Stampede: Eight Years at Horse & Pony
Fri, 26 Nov 2021 14:00-21:00at Horse & Pony
Stampede: Eight Years at Horse & Pony
I read something the other day that said a specific life-altering event happens once a month to a certain type of person. The comments had a lot of feelings in both directions, about this being above or below average, terrible or exciting, but I couldn’t understand how to derive meaning from a quantification like that. The significance of something happening once, or in the case of this exhibition 77 times and counting, feels like an
impossible equation to parse. I have a google sheet open one tab over from here, called stampede, with 168 rows, each for someone who has participated over the past eight years at Horse & Pony (née HORSEANDPONY Fine Arts). It’s comforting to be able to quantify these years, to fondly look at the list of names arrayed next to the numbers, to filter through them depending on when we first met them, or who else they showed here with. But I assume these numbers are also wrong. I know we must have forgotten someone (we’re sorry!) or missed a response in our spam folder. To be honest, on a practical level these oversights are a precondition for this show taking place. As much as we would like to gather up everything that has happened here and deposit it in one massive pile in the middle of the floor, the space wouldn’t be able to take it; its history would cause it to collapse. And our entire project here has been to chisel away the layers of the past, leaving just enough hints for each person we’ve worked with to build something new. So we’re excited to share this necessarily abbreviated, but no less all-encompassing, overview of the first eight years of Horse & Pony.

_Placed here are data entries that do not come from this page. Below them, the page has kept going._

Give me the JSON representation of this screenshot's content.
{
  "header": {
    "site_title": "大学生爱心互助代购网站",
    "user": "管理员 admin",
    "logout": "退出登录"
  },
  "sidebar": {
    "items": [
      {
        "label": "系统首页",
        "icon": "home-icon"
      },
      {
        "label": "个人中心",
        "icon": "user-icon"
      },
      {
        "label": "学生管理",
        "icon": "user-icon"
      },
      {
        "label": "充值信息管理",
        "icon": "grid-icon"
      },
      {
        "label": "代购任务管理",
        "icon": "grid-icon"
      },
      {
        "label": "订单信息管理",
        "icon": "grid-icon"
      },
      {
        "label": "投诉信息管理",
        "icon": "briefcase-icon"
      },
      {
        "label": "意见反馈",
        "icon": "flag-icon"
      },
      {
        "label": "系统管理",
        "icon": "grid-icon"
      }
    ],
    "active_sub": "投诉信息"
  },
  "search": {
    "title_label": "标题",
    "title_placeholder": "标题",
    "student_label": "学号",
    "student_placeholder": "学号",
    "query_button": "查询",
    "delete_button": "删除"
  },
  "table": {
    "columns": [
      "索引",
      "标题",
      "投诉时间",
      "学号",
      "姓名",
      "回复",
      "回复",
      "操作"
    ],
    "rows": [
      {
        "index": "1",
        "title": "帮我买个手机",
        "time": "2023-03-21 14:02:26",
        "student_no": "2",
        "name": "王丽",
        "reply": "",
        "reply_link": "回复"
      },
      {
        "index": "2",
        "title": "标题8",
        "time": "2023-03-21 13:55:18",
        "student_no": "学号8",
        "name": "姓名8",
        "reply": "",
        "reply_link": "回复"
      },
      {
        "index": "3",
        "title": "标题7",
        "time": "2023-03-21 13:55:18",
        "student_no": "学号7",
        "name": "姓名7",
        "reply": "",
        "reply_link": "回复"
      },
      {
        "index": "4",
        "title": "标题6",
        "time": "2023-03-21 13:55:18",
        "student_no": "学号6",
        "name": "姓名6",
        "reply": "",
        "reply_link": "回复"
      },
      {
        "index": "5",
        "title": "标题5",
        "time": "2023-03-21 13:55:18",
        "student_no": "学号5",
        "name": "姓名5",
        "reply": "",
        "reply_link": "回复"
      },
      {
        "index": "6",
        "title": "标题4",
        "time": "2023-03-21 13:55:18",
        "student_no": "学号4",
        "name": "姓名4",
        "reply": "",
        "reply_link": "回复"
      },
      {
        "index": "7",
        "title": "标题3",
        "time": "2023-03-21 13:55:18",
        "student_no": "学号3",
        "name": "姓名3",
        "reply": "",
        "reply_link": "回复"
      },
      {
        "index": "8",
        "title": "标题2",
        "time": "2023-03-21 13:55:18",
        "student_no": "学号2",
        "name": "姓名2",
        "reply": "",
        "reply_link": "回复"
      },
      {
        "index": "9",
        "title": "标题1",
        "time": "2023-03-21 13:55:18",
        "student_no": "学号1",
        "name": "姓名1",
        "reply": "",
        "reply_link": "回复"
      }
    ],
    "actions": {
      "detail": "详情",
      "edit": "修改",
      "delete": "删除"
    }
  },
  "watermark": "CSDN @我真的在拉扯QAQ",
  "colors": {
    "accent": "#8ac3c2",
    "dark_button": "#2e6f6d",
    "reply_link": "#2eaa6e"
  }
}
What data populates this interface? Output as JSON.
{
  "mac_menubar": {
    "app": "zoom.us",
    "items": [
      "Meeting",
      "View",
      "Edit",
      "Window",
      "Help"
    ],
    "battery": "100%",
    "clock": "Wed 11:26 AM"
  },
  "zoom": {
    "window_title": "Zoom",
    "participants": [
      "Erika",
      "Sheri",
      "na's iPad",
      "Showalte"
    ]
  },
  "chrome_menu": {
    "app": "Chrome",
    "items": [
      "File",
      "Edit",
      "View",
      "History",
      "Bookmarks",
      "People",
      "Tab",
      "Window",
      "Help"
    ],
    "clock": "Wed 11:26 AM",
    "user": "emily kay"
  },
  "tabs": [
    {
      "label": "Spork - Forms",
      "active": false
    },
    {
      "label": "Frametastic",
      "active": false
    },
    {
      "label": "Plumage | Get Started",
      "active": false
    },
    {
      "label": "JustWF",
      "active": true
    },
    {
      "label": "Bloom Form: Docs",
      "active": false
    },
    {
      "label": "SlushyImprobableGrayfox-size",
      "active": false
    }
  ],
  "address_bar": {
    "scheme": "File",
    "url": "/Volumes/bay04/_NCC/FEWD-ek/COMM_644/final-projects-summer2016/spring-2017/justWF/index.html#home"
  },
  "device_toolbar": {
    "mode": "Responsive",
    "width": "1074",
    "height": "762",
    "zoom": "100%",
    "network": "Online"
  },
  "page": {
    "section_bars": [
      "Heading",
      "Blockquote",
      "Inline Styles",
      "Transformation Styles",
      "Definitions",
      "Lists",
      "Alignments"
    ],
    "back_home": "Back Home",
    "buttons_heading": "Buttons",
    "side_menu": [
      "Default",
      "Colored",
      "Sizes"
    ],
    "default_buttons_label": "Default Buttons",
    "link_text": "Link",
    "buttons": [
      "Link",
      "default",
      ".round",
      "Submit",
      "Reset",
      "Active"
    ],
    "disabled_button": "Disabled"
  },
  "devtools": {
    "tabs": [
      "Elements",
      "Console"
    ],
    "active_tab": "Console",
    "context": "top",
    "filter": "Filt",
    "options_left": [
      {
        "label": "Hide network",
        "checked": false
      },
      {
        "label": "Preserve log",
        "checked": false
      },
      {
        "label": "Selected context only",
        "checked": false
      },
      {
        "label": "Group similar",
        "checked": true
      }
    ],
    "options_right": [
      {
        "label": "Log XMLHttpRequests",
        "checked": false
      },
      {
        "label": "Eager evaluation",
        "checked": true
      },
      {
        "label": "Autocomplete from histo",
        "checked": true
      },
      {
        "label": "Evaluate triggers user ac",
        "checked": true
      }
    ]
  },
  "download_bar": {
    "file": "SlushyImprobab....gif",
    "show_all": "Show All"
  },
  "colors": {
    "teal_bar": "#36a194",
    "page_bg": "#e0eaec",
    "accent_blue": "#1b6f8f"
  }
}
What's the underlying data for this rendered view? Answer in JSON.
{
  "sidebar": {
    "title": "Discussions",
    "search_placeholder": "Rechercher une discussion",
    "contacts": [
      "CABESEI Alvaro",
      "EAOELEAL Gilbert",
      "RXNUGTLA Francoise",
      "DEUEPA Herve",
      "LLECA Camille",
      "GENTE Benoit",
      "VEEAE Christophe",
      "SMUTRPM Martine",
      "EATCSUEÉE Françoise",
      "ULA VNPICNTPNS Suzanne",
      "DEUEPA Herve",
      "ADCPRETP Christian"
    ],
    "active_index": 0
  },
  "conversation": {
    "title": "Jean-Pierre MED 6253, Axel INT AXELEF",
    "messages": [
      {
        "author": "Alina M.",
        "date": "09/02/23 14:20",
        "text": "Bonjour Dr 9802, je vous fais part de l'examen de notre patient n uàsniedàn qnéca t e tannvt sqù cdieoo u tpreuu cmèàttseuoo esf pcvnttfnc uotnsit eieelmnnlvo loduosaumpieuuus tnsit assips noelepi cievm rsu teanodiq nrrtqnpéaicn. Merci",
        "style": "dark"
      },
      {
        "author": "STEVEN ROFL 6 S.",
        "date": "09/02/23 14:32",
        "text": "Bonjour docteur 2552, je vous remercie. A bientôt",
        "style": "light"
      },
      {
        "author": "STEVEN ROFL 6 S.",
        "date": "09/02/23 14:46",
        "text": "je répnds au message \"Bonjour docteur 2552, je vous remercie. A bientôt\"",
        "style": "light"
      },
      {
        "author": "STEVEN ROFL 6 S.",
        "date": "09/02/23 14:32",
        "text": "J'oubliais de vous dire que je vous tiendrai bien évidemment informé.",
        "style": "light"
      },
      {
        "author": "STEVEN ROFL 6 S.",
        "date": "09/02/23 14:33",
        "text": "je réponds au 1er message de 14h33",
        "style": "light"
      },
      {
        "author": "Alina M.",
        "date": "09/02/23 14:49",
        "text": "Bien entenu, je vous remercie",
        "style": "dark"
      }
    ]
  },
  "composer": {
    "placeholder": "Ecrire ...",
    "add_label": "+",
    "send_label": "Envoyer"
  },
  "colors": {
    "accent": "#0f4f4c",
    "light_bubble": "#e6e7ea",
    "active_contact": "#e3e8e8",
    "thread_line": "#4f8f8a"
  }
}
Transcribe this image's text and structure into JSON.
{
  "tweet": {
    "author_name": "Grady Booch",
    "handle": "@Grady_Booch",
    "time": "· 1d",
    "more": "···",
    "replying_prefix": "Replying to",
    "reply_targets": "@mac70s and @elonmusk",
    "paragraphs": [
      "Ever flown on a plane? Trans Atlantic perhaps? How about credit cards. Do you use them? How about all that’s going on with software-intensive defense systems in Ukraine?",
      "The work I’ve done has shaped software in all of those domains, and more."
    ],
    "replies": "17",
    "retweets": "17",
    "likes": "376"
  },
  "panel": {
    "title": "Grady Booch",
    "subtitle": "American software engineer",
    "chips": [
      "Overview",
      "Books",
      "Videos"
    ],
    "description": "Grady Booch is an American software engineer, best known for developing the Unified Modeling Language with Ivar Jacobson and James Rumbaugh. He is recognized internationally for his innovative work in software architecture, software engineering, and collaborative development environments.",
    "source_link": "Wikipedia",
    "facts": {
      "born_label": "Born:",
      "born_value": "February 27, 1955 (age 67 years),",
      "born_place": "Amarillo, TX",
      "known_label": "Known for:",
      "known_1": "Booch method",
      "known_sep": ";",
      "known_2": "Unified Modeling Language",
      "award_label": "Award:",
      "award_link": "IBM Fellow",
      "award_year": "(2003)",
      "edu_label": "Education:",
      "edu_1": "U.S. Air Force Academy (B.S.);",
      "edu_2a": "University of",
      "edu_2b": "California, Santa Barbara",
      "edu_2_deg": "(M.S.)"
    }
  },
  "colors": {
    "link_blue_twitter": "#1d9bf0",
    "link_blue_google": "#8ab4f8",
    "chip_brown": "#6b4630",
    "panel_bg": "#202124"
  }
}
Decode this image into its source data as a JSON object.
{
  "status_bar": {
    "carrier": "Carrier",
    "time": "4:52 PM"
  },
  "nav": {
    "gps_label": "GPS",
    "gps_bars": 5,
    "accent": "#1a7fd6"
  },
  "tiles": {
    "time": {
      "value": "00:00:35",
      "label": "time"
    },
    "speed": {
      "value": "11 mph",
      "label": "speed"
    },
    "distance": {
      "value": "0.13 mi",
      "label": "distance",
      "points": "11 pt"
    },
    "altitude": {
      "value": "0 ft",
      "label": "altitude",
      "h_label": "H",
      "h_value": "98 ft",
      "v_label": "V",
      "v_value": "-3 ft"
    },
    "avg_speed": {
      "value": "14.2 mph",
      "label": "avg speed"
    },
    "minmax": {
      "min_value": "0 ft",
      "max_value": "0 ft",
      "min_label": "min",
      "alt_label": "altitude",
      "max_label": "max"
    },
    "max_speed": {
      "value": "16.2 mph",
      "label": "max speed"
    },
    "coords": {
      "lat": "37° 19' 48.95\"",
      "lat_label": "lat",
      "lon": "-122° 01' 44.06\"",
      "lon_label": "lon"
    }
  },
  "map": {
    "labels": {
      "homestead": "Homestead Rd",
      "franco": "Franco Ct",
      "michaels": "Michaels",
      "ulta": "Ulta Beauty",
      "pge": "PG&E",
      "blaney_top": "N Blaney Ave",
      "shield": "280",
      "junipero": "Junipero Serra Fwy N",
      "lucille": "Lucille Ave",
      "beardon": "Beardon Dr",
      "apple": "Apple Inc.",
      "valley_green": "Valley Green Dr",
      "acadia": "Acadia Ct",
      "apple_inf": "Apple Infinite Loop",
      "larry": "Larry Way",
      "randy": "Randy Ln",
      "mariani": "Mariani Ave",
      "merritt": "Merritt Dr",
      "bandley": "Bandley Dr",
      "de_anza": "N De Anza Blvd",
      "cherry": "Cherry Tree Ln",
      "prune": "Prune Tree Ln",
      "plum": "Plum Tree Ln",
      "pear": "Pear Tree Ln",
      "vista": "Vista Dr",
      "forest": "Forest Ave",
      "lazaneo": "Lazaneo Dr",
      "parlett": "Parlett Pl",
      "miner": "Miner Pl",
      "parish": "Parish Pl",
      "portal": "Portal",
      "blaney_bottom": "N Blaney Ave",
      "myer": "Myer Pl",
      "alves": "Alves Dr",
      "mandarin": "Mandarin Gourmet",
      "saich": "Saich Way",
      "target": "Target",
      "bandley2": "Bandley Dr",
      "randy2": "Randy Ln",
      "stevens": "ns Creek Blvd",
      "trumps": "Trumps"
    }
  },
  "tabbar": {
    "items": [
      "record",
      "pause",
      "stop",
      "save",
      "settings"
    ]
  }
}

In 2022, we’ll shift the way shows at Horse & Pony take place: on the ground floor we will welcome Xanadu, a venue for weekly screenings of artists’ moving image work (with occasional forays into broader time-based practices). Horse & Pony will take up residence in the basement, focusing on more intimately-scaled exhibitions with longer run times. Before then, though, we’re thrilled to invite everyone we’ve ever worked with to another Horse & Pony show.
Including work from Shahin Afrassiabi, Matt Ager, Josefin Arnell, Diana Artus, Khaled Barakeh, Aram Bartholl, Julie Beugin, David Blandy, Elijah Burgher, Julia Colavita, Beth Collar, Zuzanna Czebatu, Christa Joo Hyun D’Angelo, Caroline David, Lucinda Dayhew, Herbert de Colle, Cheryl Donegan, Claude Eigan, Paul Ferens, Kasia Fudakowski, Michele Gabriele, Dakota Gearhart, GeoVanna Gonzales, Monika Grabuschnigg, Seamus
Heidenreich, Nate Heiges, Kathi Hofer, Nick Jeffrey, Jake Kent, kg, Julian-Jakob Kneer, Nuri Koerfer, leckhaus, Carol Anne McChrystal, Ryan McNamara, Liz McTernan, Zoë Claire MIller, Adrien Missika, Robert Muntean, Nightmare City, Yotaro Niwa, Florian Oellers, Omsk Social Club, Anne-Sofie Overgaard, Silas Parry, Tamen Perez, Angelo Plessas, Tobias Preisig, Hannes Ribarits, Tina Ribarits, Liz Rosenfeld, Lorenzo Sandoval, Fette Sans, Isa Schmidlehner, Maximilian Schmoetzer, Jonas Schoeneberg, Sarah Schoenfeld, Pacifico Silano, Louise Sparre, Jennifer Sullivan, Valinia Svoronou, Anna Szaflarski, Johanna Tiedtke, Viktor Timofeev, Titre Provisoire (Marcel Dickhage & Cathleen Schuster), Marie von Heyl, Derick Decario Ladale Whitson, Helga Wretman, Thomas Yeomans, Lauryn Youden, & Anna Zett.